Thursday, 28 January 2016

Sloten, Amsterdam, Netherlands

Over the last several days a winter storm has raged outside. The winds whipped at the windows, causing small waves in the canal below our house. The rain felt like it would never stop and continually drizzled against the glass pane. The sturdy house battled against Mother Nature.

So we were pleasantly surprised to wake this morning and see a blue sky, blue like the deep end of a swimming pool. After a quick breakfast we donned our warm winter jackets and set off for Sloten. 

Sloten is a small Dutch village in North Holland, about two centuries older than Amsterdam. We couldn't find (in English) a lot of history about the village but one of the first references of the area date back to 1063. 

Windmill van Sloten
Windmill behind the Overtoom canal




















The village is surprisingly close to our house, walking distance even! Engulfed by the expanding city, Sloten seems caught in a time warp; stuck between new residential apartments, farm land and canals. Approaching the little village the first thing we saw, towering over the landscape was a windmill! The Windmill van Sloten is a working mill, rebuilt in 1847 and was (still is) used to ensure that the water level in the low-lying surroundings remains below a specific level, by draining the area. This type of Dutch windmill is called a Stellingmolen, and while there were once tens of thousands across Holland, very few remain today.

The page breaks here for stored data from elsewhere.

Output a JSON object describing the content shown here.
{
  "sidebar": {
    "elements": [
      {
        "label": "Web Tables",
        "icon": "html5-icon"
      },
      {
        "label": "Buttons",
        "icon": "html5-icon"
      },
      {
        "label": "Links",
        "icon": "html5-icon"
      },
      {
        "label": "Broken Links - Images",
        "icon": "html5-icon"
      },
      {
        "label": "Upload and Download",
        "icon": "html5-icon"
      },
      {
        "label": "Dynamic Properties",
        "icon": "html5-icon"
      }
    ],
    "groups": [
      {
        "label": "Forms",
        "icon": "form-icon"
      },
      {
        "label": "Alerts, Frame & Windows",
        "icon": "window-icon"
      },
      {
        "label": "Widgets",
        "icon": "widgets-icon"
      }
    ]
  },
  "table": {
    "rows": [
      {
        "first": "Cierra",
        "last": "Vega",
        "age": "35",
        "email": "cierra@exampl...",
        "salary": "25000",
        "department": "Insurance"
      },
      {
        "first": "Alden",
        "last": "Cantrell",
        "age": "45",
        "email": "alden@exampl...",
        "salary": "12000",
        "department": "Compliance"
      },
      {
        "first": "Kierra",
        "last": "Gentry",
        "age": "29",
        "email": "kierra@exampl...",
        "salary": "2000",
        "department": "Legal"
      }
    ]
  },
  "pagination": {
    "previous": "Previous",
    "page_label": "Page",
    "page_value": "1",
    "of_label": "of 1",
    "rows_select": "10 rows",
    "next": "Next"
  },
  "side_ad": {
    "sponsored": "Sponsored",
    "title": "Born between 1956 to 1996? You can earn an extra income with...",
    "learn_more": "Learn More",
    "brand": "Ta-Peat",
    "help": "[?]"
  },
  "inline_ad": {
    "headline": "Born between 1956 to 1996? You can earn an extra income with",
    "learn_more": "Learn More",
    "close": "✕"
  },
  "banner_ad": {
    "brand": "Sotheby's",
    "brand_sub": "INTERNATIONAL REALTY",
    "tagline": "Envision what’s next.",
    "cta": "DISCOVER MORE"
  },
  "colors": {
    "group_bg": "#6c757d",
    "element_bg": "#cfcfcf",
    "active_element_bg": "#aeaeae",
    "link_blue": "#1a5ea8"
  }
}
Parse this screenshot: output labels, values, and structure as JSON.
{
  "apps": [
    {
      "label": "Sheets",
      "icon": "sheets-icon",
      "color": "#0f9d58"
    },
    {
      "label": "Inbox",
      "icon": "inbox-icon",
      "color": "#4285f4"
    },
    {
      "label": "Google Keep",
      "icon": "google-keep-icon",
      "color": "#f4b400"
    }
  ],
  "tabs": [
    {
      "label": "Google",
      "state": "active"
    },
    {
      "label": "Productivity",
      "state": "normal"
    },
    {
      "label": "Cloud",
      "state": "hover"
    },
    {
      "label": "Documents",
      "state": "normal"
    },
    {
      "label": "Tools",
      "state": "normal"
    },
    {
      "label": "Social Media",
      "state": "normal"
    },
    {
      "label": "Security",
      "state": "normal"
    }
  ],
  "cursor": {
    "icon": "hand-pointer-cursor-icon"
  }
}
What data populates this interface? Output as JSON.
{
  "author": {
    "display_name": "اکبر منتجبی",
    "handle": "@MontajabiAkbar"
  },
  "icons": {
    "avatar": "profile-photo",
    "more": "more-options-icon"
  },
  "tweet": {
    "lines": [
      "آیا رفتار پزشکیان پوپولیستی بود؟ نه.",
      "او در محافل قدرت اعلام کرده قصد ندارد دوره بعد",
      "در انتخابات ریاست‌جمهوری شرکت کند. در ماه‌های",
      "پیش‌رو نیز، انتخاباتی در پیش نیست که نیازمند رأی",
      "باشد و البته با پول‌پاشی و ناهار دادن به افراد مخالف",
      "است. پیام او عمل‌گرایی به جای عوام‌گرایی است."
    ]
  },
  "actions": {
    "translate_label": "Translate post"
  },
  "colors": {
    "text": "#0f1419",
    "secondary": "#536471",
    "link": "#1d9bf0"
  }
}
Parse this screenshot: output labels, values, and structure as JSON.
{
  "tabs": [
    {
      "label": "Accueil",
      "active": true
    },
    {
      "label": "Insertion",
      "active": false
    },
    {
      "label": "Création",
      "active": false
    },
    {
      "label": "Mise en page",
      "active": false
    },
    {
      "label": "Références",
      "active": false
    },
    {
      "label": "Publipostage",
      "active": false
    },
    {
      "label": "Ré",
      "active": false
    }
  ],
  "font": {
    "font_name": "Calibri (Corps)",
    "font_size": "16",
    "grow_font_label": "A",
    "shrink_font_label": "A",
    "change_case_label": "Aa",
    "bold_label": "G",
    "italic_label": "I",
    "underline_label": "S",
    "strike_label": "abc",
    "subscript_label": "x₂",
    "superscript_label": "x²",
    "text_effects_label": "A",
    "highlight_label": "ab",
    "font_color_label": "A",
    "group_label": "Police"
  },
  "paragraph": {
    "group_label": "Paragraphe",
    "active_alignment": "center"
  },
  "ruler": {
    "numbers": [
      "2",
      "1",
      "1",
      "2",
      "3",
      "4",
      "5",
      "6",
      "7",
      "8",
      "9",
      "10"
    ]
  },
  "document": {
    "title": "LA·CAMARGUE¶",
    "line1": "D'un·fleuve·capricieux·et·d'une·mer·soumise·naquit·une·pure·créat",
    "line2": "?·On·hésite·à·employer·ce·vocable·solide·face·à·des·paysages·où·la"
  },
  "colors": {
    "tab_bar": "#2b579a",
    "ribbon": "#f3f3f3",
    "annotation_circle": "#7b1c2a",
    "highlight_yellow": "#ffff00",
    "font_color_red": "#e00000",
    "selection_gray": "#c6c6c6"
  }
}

North view, Windmill van Sloten

With its broad octagon shape and massive vanes (the propeller thing) that towered high above us it was really quite awesome! We decided that we will definitely come back during the opening hours for a tour! 

Crossing a large canal we hit the village's southwestern entrance: Sloterweg. In 1175, the village was bordered by a lake. But the lake was a constant threat and over centuries large bits of land was taken by the waterwolf (when a low lying lake enlarges and devours the land, usually in high spring tides or after heavy storms). 

Other villages in the area vanished in the waves but Sloten was relocated to its current position (onto a small raised area called Sloterweg) and the surrounding land was reclaimed from the lake. As we walked along Sloterweg, it was eerily quiet with only the odd cyclist whizzing past. 


The street was cobbled with small orange bricks and the houses along the main road were just beautiful. The free-standing houses are very small and their fronts are painted and decorated with gingerbread type facades. 

Sloteweg, main street
Upper Sloteweg 






House facades, Sloten
Decorated gingerbread houses! 

Old village square


































We walked along peering down the side streets until we reached the deserted village square. In the square was the village water pump and to our right was the tiniest police station! Built in 1866 it was used as a cell where drunken villagers could 'sleep it off'. 

Today it is still used as a police administrative office making it the smallest police station in the Netherlands! 

Tiny police station
Village pump






















We continued walking down the Main Street with our frozen hands hugging the insides of our pockets! Soon we had reached the end of the main road where the toll house stands. The toll house was used to collect a small tax to those entering the city. During the 14th to 16th century the road, called the pilgrims road, leading from the village was joined to the city of Amsterdam.

Residential housing 
Adorable cottages


















Walking out of the village

Village catholic church





















Interestingly, here we found a sign board indicating something called a banning pole. Since we had come to the edge of the village we had to go back and look for it! Hidden down a small alley between two houses we found the archaic banning pole! A banning pole was a type of boundary stake. In 1544 emperor Charles V granted Amsterdam the right to ban criminals, vagabonds or other undesirables to 'one German mile' (or 7.4km) outside the city gate. Banishment was a popular punishment for thieves and beggars, but also those who cursed or gambled.

Sloten banning pole
Close up of the banning pole




















There were six banning posts along main approaches to the city and were used to indicate the banishment area. What is quite strange in Sloten is that the banning pole sits snuggled in the middle of the village, as if you were banned from Amsterdam but sure, you could live in Sloten. Built in 1794 the pole reads, in Latin, Terminus Proscriptions and means 'limit post of the banished'. Today Sloten is part of Amsterdam's wider city limits, falling under the city's municipality since 1921. 

Ordering a snack from the fish trailer 

And even though nobody has been banished since 1800, it seems that Sloten may have purposely been at one time home to many of Amsterdam's unwanted. Today there are still three other posts standing around Amsterdam marking the old banishing area which give a strange glimpse of Holland's history!

Fresh raw herring! 
After our short stroll through the village we sought to get rid off our growing hunger at a small roadside fish trailer. 



These trailers seem to be everywhere and satisfy the Dutch need for raw herring. 


Raw herring, a very fatty fish, is eaten with onions and pickles on a paper plate and is crazy popular. According to master fish taster John it's a 'buttery deliciousness'. Eaten for over 600 years in holland it's a staple part of Dutch cuisine! 





So standing roadside we gobbled down our fish, watched the windmill moving in the breeze and licked our lips.